Гвозди бы делать из этих людей –
Крепче бы не было в мире гвоздей…
(Н. Тихонов. “Баллада о гвоздях”)
Действительно ли в “Разгроме” наблюдается такой подход к человеку? На этот вопрос поможет ответить текст.
Один из центральных героев романа – командир партизанского отряда Левинсон, – мечтая о новом, прекрасном, сильном и добром человеке, сравнивает со своим идеалом никудышного бойца Павла Мечика. Эти размышления – ключ к характеру Левинсона. Дважды в размышлениях героя о людях использован эпитет никчемный. Одной из причин никчемности, как думает Левинсон, является вера в злого и глупого бога. Новый человек, появления которого жаждет Левинсон, должен быть свободен от Бога. Недаром Фадеев не жалеет сарказма, изображая сельского попика: тщедушный, в растерзанной ряске, сквозь которую виднелись его измятые штанишки с отвисшей мошонкой. Чего стоят напутственные слова Левинсона, “прощающего” священнику неизвестно какую вину (Кубрак обвиняет его в том, что офицерей годувал): “Отпустите его, – ну его к черту!” Вспомним также о том, как партизаны рассказывали скверные побасенки, в которых неизменно участвовал недогадливый поп с блудливой попадьей и удалой парень, легко ходивший по земле, ловко надувавший попа из-за ласковых милостей попадьи. <…> Когда его (Левинсона. – А.К.) попросили, он тоже рассказал несколько смешных историй. И так как был среди собравшихся самый грамотный, истории его получались самыми замысловатыми и скверными. Но Левинсон, как видно, нисколько не стеснялся, а говорил насмешливо-спокойно…

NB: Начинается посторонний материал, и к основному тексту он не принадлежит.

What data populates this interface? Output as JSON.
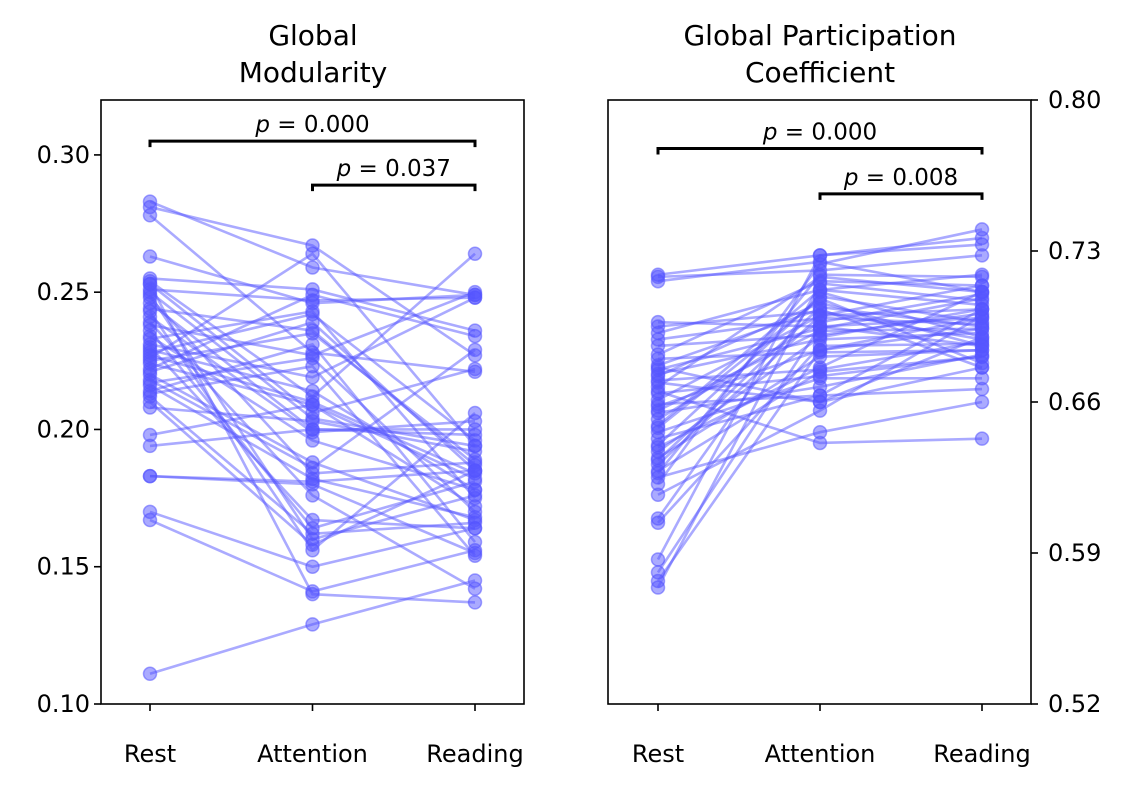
{
  "chart_data": [
    {
      "type": "scatter",
      "title": "Global\nModularity",
      "categories": [
        "Rest",
        "Attention",
        "Reading"
      ],
      "ylim": [
        0.1,
        0.32
      ],
      "yticks": [
        "0.10",
        "0.15",
        "0.20",
        "0.25",
        "0.30"
      ],
      "ytick_values": [
        0.1,
        0.15,
        0.2,
        0.25,
        0.3
      ],
      "yaxis_side": "left",
      "color": "#5555ff",
      "annotations": [
        {
          "from": "Rest",
          "to": "Reading",
          "text": "= 0.000",
          "symbol": "p",
          "level": 0.305
        },
        {
          "from": "Attention",
          "to": "Reading",
          "text": "= 0.037",
          "symbol": "p",
          "level": 0.289
        }
      ],
      "subjects": [
        [
          0.283,
          0.259,
          0.249
        ],
        [
          0.281,
          0.267,
          0.227
        ],
        [
          0.278,
          0.228,
          0.221
        ],
        [
          0.263,
          0.246,
          0.249
        ],
        [
          0.255,
          0.251,
          0.236
        ],
        [
          0.254,
          0.212,
          0.264
        ],
        [
          0.253,
          0.206,
          0.222
        ],
        [
          0.251,
          0.247,
          0.248
        ],
        [
          0.25,
          0.204,
          0.194
        ],
        [
          0.248,
          0.184,
          0.188
        ],
        [
          0.246,
          0.2,
          0.198
        ],
        [
          0.244,
          0.236,
          0.187
        ],
        [
          0.241,
          0.199,
          0.203
        ],
        [
          0.238,
          0.227,
          0.25
        ],
        [
          0.236,
          0.164,
          0.181
        ],
        [
          0.233,
          0.243,
          0.175
        ],
        [
          0.231,
          0.219,
          0.248
        ],
        [
          0.229,
          0.214,
          0.178
        ],
        [
          0.227,
          0.21,
          0.184
        ],
        [
          0.224,
          0.209,
          0.172
        ],
        [
          0.222,
          0.249,
          0.234
        ],
        [
          0.22,
          0.188,
          0.167
        ],
        [
          0.218,
          0.186,
          0.229
        ],
        [
          0.216,
          0.182,
          0.168
        ],
        [
          0.214,
          0.231,
          0.159
        ],
        [
          0.212,
          0.162,
          0.166
        ],
        [
          0.21,
          0.158,
          0.185
        ],
        [
          0.208,
          0.203,
          0.192
        ],
        [
          0.23,
          0.167,
          0.164
        ],
        [
          0.226,
          0.264,
          0.194
        ],
        [
          0.221,
          0.239,
          0.185
        ],
        [
          0.217,
          0.226,
          0.17
        ],
        [
          0.213,
          0.223,
          0.154
        ],
        [
          0.198,
          0.209,
          0.182
        ],
        [
          0.194,
          0.2,
          0.2
        ],
        [
          0.183,
          0.18,
          0.155
        ],
        [
          0.183,
          0.181,
          0.185
        ],
        [
          0.17,
          0.15,
          0.164
        ],
        [
          0.167,
          0.141,
          0.156
        ],
        [
          0.111,
          0.129,
          0.145
        ],
        [
          0.253,
          0.14,
          0.137
        ],
        [
          0.249,
          0.16,
          0.176
        ],
        [
          0.243,
          0.156,
          0.206
        ],
        [
          0.239,
          0.176,
          0.142
        ],
        [
          0.234,
          0.196,
          0.178
        ],
        [
          0.228,
          0.242,
          0.196
        ],
        [
          0.225,
          0.235,
          0.189
        ]
      ]
    },
    {
      "type": "scatter",
      "title": "Global Participation\nCoefficient",
      "categories": [
        "Rest",
        "Attention",
        "Reading"
      ],
      "ylim": [
        0.52,
        0.8
      ],
      "yticks": [
        "0.52",
        "0.59",
        "0.66",
        "0.73",
        "0.80"
      ],
      "ytick_values": [
        0.52,
        0.59,
        0.66,
        0.73,
        0.8
      ],
      "yaxis_side": "right",
      "color": "#5555ff",
      "annotations": [
        {
          "from": "Rest",
          "to": "Reading",
          "text": "= 0.000",
          "symbol": "p",
          "level": 0.7775
        },
        {
          "from": "Attention",
          "to": "Reading",
          "text": "= 0.008",
          "symbol": "p",
          "level": 0.7565
        }
      ],
      "subjects": [
        [
          0.719,
          0.728,
          0.733
        ],
        [
          0.716,
          0.725,
          0.711
        ],
        [
          0.718,
          0.721,
          0.728
        ],
        [
          0.697,
          0.695,
          0.699
        ],
        [
          0.695,
          0.702,
          0.689
        ],
        [
          0.692,
          0.712,
          0.705
        ],
        [
          0.689,
          0.699,
          0.696
        ],
        [
          0.686,
          0.691,
          0.701
        ],
        [
          0.682,
          0.716,
          0.714
        ],
        [
          0.68,
          0.683,
          0.684
        ],
        [
          0.677,
          0.703,
          0.676
        ],
        [
          0.675,
          0.694,
          0.708
        ],
        [
          0.673,
          0.689,
          0.692
        ],
        [
          0.67,
          0.675,
          0.688
        ],
        [
          0.667,
          0.718,
          0.711
        ],
        [
          0.664,
          0.672,
          0.681
        ],
        [
          0.661,
          0.7,
          0.703
        ],
        [
          0.658,
          0.684,
          0.694
        ],
        [
          0.655,
          0.667,
          0.682
        ],
        [
          0.652,
          0.697,
          0.71
        ],
        [
          0.649,
          0.712,
          0.719
        ],
        [
          0.646,
          0.671,
          0.671
        ],
        [
          0.643,
          0.663,
          0.666
        ],
        [
          0.64,
          0.709,
          0.697
        ],
        [
          0.637,
          0.69,
          0.703
        ],
        [
          0.634,
          0.681,
          0.684
        ],
        [
          0.631,
          0.7,
          0.714
        ],
        [
          0.628,
          0.674,
          0.681
        ],
        [
          0.625,
          0.646,
          0.66
        ],
        [
          0.622,
          0.724,
          0.74
        ],
        [
          0.617,
          0.656,
          0.7
        ],
        [
          0.606,
          0.711,
          0.69
        ],
        [
          0.604,
          0.686,
          0.687
        ],
        [
          0.587,
          0.728,
          0.736
        ],
        [
          0.581,
          0.695,
          0.686
        ],
        [
          0.577,
          0.684,
          0.699
        ],
        [
          0.574,
          0.715,
          0.707
        ],
        [
          0.665,
          0.641,
          0.643
        ],
        [
          0.669,
          0.66,
          0.69
        ],
        [
          0.659,
          0.663,
          0.703
        ],
        [
          0.648,
          0.708,
          0.678
        ],
        [
          0.639,
          0.676,
          0.711
        ],
        [
          0.656,
          0.693,
          0.694
        ],
        [
          0.672,
          0.706,
          0.686
        ],
        [
          0.676,
          0.66,
          0.676
        ],
        [
          0.633,
          0.704,
          0.695
        ],
        [
          0.627,
          0.719,
          0.718
        ]
      ]
    }
  ]
}
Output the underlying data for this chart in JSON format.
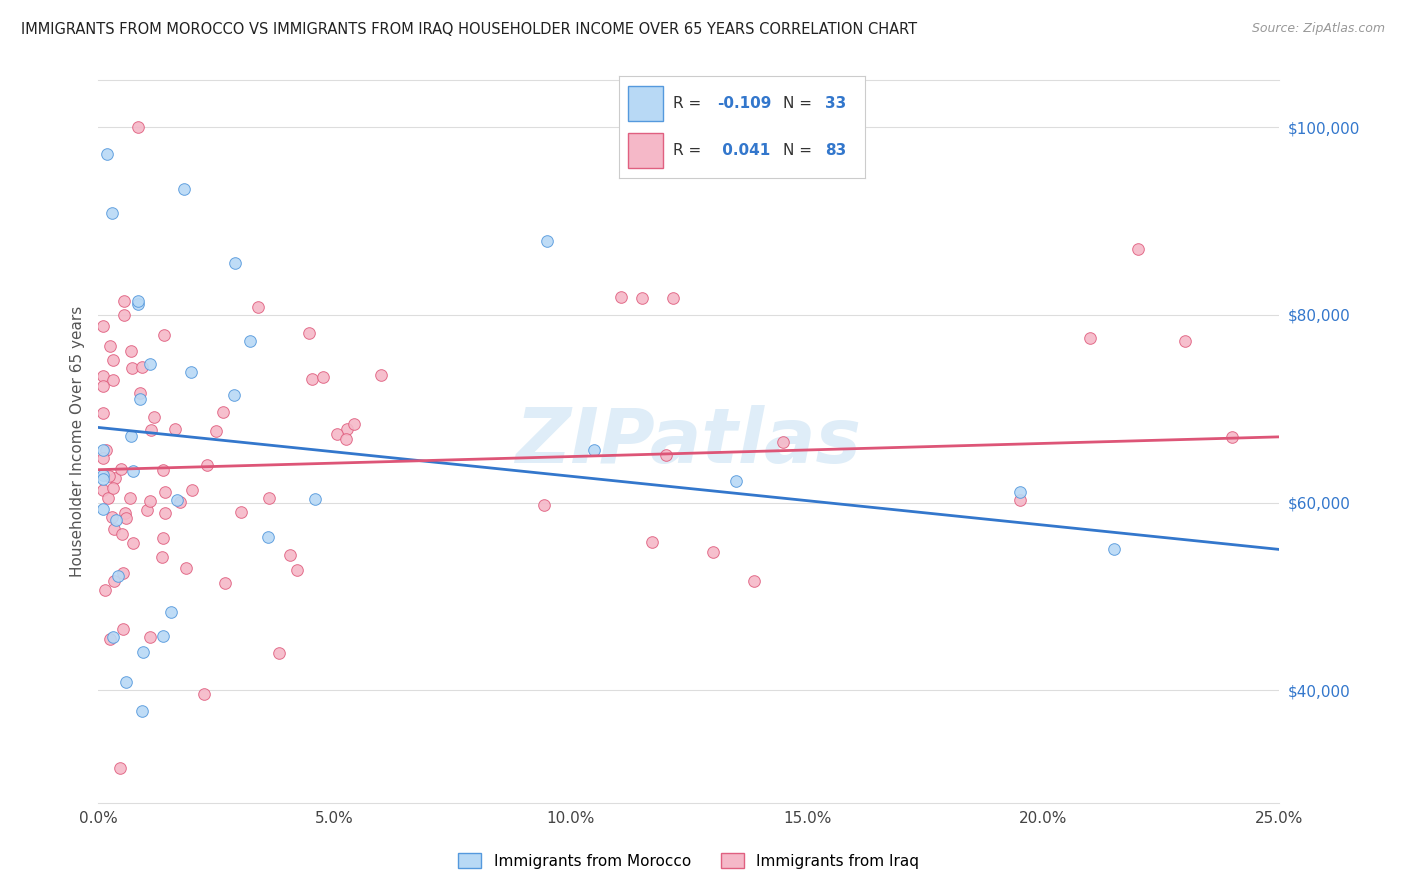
{
  "title": "IMMIGRANTS FROM MOROCCO VS IMMIGRANTS FROM IRAQ HOUSEHOLDER INCOME OVER 65 YEARS CORRELATION CHART",
  "source": "Source: ZipAtlas.com",
  "ylabel": "Householder Income Over 65 years",
  "xlim": [
    0.0,
    0.25
  ],
  "ylim": [
    28000,
    105000
  ],
  "xticks": [
    0.0,
    0.05,
    0.1,
    0.15,
    0.2,
    0.25
  ],
  "xtick_labels": [
    "0.0%",
    "5.0%",
    "10.0%",
    "15.0%",
    "20.0%",
    "25.0%"
  ],
  "yticks": [
    40000,
    60000,
    80000,
    100000
  ],
  "ytick_labels": [
    "$40,000",
    "$60,000",
    "$80,000",
    "$100,000"
  ],
  "morocco_color": "#b8d9f5",
  "morocco_edge": "#5599dd",
  "iraq_color": "#f5b8c8",
  "iraq_edge": "#e06080",
  "trend_morocco_color": "#3377cc",
  "trend_iraq_color": "#dd5577",
  "morocco_label": "Immigrants from Morocco",
  "iraq_label": "Immigrants from Iraq",
  "watermark": "ZIPatlas",
  "background_color": "#ffffff",
  "grid_color": "#dddddd",
  "morocco_R": -0.109,
  "morocco_N": 33,
  "iraq_R": 0.041,
  "iraq_N": 83,
  "trend_morocco_y0": 68000,
  "trend_morocco_y1": 55000,
  "trend_iraq_y0": 63500,
  "trend_iraq_y1": 67000
}
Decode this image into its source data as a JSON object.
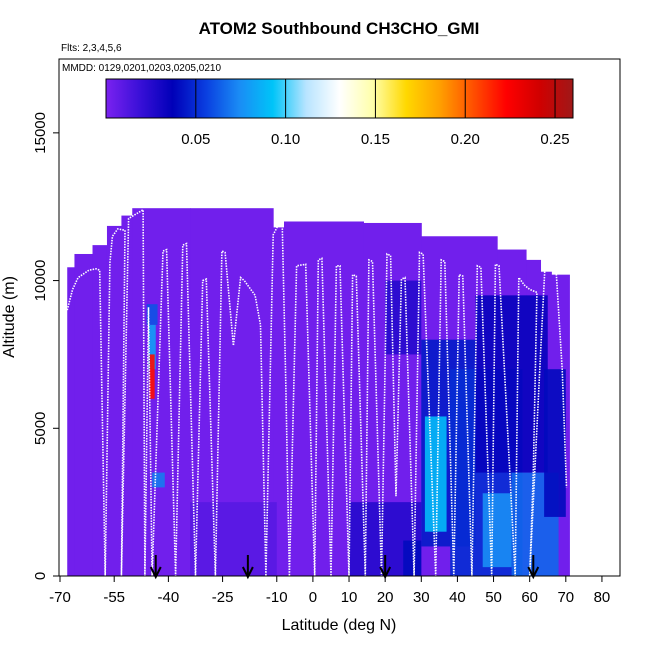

Писатель и его герой отрицают Бога и все, что с ним связано, вполне сознательно, если не сказать – целенаправленно. И это, конечно, не случайно: “злой” Бог завещал не просто прощать врагов своих, но любить их и благословлять. Действительно, “глупей” не придумаешь! Но на войне, тем более на гражданской, правит иной Бог – завещавший отмщать врагам своим по закону око – за око, Бог, обещавший народу своему землю обетованную… Сама жалость к врагу (и даже не врагу – случайной жертве) здесь выглядит подозрительной и граничит с предательством.
Сходные эпизоды можно найти в “Тихом Доне” (М. Шолохов), “Чевенгуре” и “Котловане” (А. Платонов), “Конармии” (И. Бабель), “Докторе Живаго” (Б. Пастернак). Разные люди, разного возраста, разной культуры, разного житейского опыта… Однако, изображая тех, кто служил революции, они используют поразительно одинаковую лексику, независимо от того, оправдывают их или осуждают. Везде проявление жалости к жертве (тем более – к врагу!) расценивается как предательство, в лучшем случае – как слабость, которую необходимо преодолеть раз и навсегда. Совпадения вполне закономерны: эти писатели были настоящими – честными – художниками, независимо от исповедуемых ими политических взглядов и тех оценок, которые они давали описанным ситуациям.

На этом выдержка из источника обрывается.